Song to Get You Through the Week: Michael Kane & the Morning Afters rock out with 'Tear This World Apart'

Victor D. Infante
Telegram & Gazette
Michael Kane & the Morning Afters' most recent song is "Tear This World Apart."

Worcester rockers Michael Kane & the Morning Afters have been tearing their way through a classic roots-rock sound lately, attacking it with a punk rock fervor, yes, but also really interrogating the music, looking for that spark that makes it magical. They did it not long ago with the single “Carol Kaye,” and now they're doing it again with “Tear This World Apart.” While these are two very different songs, they both eye rock 'n' roll's exuberance from an older point of view, which lends both songs a sort of emotional depth that seems to belie their classic sounds.

“I’ll begin with a sad song,” sings Kane, after a slow, moody and profanity-laden opening. “With my radio dial glowing on my bedroom wall/When I was young I’d hear that screaming/Late at night/And wonder what the other kids/Are seeing in the other side.” This is a familiar origin story for any rock lover, from Paul Simon's “Late in the Evening” to “Midnight Radio” from “Hedwig & the Angry Inch”: An ephemeral sound in the night that changes everything. It's familiar because a lot of us have lived it, and it still pulls at that same heartstring.

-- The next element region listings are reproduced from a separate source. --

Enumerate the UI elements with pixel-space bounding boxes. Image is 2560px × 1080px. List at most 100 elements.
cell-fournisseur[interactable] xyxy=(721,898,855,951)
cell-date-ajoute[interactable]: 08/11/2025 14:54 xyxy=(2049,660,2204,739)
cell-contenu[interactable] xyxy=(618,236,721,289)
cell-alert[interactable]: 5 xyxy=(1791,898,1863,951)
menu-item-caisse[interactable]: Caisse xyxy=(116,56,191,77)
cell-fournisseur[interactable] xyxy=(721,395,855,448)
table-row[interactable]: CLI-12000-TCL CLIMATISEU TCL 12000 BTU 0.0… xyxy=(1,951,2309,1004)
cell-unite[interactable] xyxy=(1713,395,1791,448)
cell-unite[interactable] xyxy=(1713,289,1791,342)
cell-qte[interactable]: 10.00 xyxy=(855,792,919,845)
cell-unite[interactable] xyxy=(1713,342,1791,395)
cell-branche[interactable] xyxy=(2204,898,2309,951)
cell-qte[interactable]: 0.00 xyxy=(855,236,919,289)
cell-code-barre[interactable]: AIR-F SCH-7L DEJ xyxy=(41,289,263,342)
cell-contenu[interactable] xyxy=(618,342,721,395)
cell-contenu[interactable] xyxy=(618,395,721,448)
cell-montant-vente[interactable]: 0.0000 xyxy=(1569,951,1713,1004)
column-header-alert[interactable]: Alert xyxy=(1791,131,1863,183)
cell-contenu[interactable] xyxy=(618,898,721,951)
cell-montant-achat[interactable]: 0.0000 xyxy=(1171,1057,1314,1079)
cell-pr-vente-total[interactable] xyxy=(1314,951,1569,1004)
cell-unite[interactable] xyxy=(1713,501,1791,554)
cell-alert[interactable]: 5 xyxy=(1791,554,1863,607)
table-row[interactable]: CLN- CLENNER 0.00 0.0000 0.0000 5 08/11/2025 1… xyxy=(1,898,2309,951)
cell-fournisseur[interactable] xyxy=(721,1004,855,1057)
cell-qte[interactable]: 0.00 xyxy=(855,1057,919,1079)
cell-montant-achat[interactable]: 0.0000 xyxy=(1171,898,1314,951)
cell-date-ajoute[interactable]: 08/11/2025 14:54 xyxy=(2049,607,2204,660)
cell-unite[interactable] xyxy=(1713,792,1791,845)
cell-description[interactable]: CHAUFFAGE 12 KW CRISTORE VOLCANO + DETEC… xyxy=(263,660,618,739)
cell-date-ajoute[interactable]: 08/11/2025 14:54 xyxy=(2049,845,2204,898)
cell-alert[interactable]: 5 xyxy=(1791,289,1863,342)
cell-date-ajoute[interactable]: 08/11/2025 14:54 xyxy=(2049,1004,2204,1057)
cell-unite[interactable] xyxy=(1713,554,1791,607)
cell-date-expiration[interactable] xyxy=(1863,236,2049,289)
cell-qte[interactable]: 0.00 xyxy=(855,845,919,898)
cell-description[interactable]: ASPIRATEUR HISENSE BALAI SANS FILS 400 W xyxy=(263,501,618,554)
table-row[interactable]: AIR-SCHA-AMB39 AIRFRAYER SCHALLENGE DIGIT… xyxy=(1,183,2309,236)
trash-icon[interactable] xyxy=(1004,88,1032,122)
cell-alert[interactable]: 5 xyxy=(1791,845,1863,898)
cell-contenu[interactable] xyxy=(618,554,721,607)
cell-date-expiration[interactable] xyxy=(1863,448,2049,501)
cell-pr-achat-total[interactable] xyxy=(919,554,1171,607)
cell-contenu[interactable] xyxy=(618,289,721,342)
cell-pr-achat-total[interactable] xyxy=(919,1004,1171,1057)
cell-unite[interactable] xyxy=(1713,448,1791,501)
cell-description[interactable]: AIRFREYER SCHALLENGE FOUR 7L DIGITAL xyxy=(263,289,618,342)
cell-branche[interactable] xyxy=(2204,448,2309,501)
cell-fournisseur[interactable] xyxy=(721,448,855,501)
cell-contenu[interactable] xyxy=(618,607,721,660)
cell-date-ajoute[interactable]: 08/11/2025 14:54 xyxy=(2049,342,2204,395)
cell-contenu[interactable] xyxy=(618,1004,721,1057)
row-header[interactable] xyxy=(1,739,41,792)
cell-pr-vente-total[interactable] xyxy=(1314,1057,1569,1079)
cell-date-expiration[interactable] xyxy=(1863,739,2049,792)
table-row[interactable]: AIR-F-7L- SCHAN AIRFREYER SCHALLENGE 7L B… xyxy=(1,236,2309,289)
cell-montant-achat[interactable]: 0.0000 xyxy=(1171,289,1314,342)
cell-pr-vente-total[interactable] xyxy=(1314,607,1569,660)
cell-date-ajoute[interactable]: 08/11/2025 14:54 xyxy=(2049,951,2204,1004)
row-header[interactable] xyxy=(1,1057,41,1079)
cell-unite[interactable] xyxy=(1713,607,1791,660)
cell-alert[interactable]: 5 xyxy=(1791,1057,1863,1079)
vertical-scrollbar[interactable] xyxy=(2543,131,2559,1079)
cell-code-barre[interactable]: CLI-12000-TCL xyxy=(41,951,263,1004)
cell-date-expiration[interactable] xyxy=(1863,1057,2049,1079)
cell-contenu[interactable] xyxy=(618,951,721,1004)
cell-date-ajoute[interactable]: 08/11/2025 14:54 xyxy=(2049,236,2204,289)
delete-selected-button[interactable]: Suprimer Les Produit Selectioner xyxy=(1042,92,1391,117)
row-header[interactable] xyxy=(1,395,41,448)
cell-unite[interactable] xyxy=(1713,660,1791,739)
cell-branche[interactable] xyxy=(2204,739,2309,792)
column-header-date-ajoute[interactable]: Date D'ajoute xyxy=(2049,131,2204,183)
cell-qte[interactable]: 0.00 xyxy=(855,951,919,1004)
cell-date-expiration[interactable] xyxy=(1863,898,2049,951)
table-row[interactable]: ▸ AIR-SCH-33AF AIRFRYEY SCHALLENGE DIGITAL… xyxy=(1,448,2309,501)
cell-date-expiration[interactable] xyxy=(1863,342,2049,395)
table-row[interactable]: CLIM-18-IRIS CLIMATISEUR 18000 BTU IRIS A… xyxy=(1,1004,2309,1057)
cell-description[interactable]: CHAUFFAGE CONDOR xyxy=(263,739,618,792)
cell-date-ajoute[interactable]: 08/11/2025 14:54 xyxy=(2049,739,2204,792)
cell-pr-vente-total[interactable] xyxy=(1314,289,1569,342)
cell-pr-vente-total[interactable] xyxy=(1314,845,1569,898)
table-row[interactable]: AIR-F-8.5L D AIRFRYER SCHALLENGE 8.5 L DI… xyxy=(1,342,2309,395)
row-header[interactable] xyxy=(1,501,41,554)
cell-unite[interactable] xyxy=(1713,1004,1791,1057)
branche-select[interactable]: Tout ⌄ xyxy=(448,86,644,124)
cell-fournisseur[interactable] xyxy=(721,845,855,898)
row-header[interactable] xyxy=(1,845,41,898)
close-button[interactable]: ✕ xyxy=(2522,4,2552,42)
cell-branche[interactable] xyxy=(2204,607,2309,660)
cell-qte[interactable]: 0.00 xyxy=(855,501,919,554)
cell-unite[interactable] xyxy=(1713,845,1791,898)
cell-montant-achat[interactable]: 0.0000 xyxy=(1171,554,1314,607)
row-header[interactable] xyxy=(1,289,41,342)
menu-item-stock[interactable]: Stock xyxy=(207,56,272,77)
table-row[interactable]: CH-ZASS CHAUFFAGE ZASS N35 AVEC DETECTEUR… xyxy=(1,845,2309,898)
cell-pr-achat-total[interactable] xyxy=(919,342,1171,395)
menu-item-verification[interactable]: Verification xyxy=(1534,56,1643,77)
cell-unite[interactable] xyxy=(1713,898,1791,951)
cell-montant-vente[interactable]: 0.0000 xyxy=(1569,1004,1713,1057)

But where Kane and company pivot is in perspective. Without ever overtly stating it, Kane seems to be mulling on something that's been lost in rock 'n' roll: “An' all the older ones as we tear this world apart,” he sings, “And all those other ones/Are just the same old songs about/Breaking each other’s hearts/And all the older ones, we tear this world apart.”

They don't build 'em like they used to? If it's too loud, you're too young? Whatever the intention there, “Tear This World Apart” is, to borrow a phrase, a straight-up banger. The song manages to strike a balance between a lean, back-to-basics melody and a rich, full sound. In addition to Kane's guitar and gravelly, soulful vocals, the song also features band regulars Franklin Siplas on electric guitar, Timmy Weagle on bass, Jeff Hoey on drums and Joe Ferraro on piano and keyboards, as well as lead guitar from guest James Lynch, guitar by Roger Lavallee and harmonies and background vocals by Helen Sheldon. If that sounds like a lot of guitar, you'd be right, but somehow it all feels very organic, and it plays a nice counterpoint to Ferraro's bright piano rolls, which bring out the song's vintage stylings.

Ultimately, this is an extremely catchy song with an excellent sense of groove, but what makes it particularly compelling is that there's something ephemeral in it that really feels like what it was like to discover rock 'n' roll for the first time, when it was young and dangerous and alive, before it became too familiar and self-important … when it really felt like a handful of instruments could tear the world apart. Who knows? Maybe they still can.